Wednesday, June 18, 2008

ETHIOPIA: Marie Antoinette Edition


I have been eating a lot of cake. Sometimes just as an afternoon snack with a cup a tea but mostly for breakfast, also with a cup of tea. There is a small café on my way to the office that has good cake. The cake I have been indulging myself with is a small pound cake. Just plain looking cake shaped like a small yellow brick, although occasionally there may be the faintest trace of powdered sugar. Not enough sugar to be a tease. The amount that makes you wonder why they even bother. How much time was spent trying not to place any sugar on the cake? There are different types of cake available and also other pastries and donuts. But I have been sticking with the pound cake.

The first time I ordered a pound cake the waitress went to place it the microwave. She glanced at me and paused. I must have had a quizzical look on my face. She feigned placing it into the microwave indicating she needed my approval before doing so. I gave her a glance telling her I don’t know why she is doing that then followed quickly with a shrug of the shoulders that said that I didn’t really care. This is how I communicate in Ethiopia. Through nods and gesticulations. I’ve tried to learn some common words but I butcher Amharic too much. I butcher it so it is completely incomprehensible that I might as well be talking a different language. I am not even understandable when I say something like mango. I pronounce it as the month of May. They pronounce the “a’ sound as in mama. So I am in a juice bar and I order a mango juice. Blank stare back at me. I ask what type of fruit they have. The waitress goes down the list and comes to mango and pronounces it in the Ethiopian way. I repeat their pronunciation with an affirmative. She turns to the other waitress, saying something in Amharic but I distinctly hear “mayng-o” just like how I first said it. They smile at each as if this was the craziest thing in the world they have ever heard. Ambo is the common term used for mineral water. Just look at that word. Not many different ways to mispronounce it. But I have been though them all. I still can’t get it right. So if I am butchering mango and ambo you can just imagine me with the 5-syllable words they have in Amharic.

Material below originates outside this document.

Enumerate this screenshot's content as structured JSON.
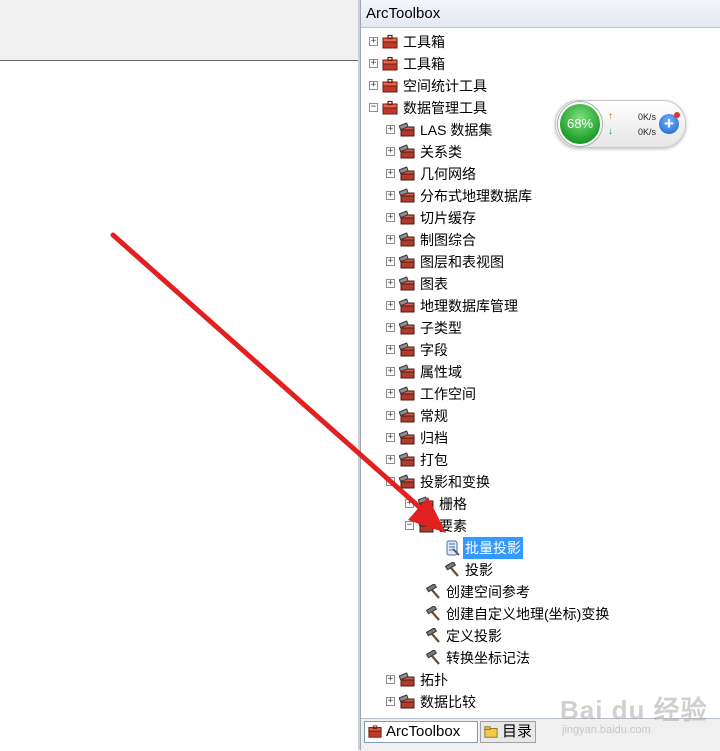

But back to cake. Interestingly, the microwaved cake had no discernable difference in taste or texture that the subsequent non-microwaved cakes I have had. It was hotter but that’s it. No more or less enjoyable. I haven’t been back to the microwave pastry shop since I moved to a new place and it is no longer that convenient. The new café I have been going to does not microwave. I kinda miss it. Not because it added anything to the cake but because of that first experience I had with microwaving cake. What started as a peculiarity I had hoped would become commonplace. The cake itself, heated or as is, is good. I can’t explain why but I look forward to my morning cake. It is crumbly without being stale. It is by no means moist but I am hard-pressed to describe it as dry. It is not sweet yet tastes like cake should. When the fork goes through the outside it gives off like it would be crusty yet it still possesses a certain buoyancy. I ponder all this while eating my cake and drinking my tea. Take all these parts separately it should be bad cake. It is tantalizing how it all comes together into an enjoyable snack. Perhaps that is why I continue to eat my cake. I hope the next forkful to enter my mouth will elicit its secrets unto me.

2 comments:

Anonymous said...

Geez, thanks for nothing...I'm supposed to be on a diet and now I just want "should be bad" cake! Glad to see you are enjoying yourself.

dennis said...

Went to a different cafe for lunch today and tried a Black Forest cake instead of the English cake (which I found out my yellow brick-shaped treat is called.) The Black Forest cake was disgusting. Really bad. It was the anti-English cake. It looked like it should have been good but it was terrible. Very soggy for some reason.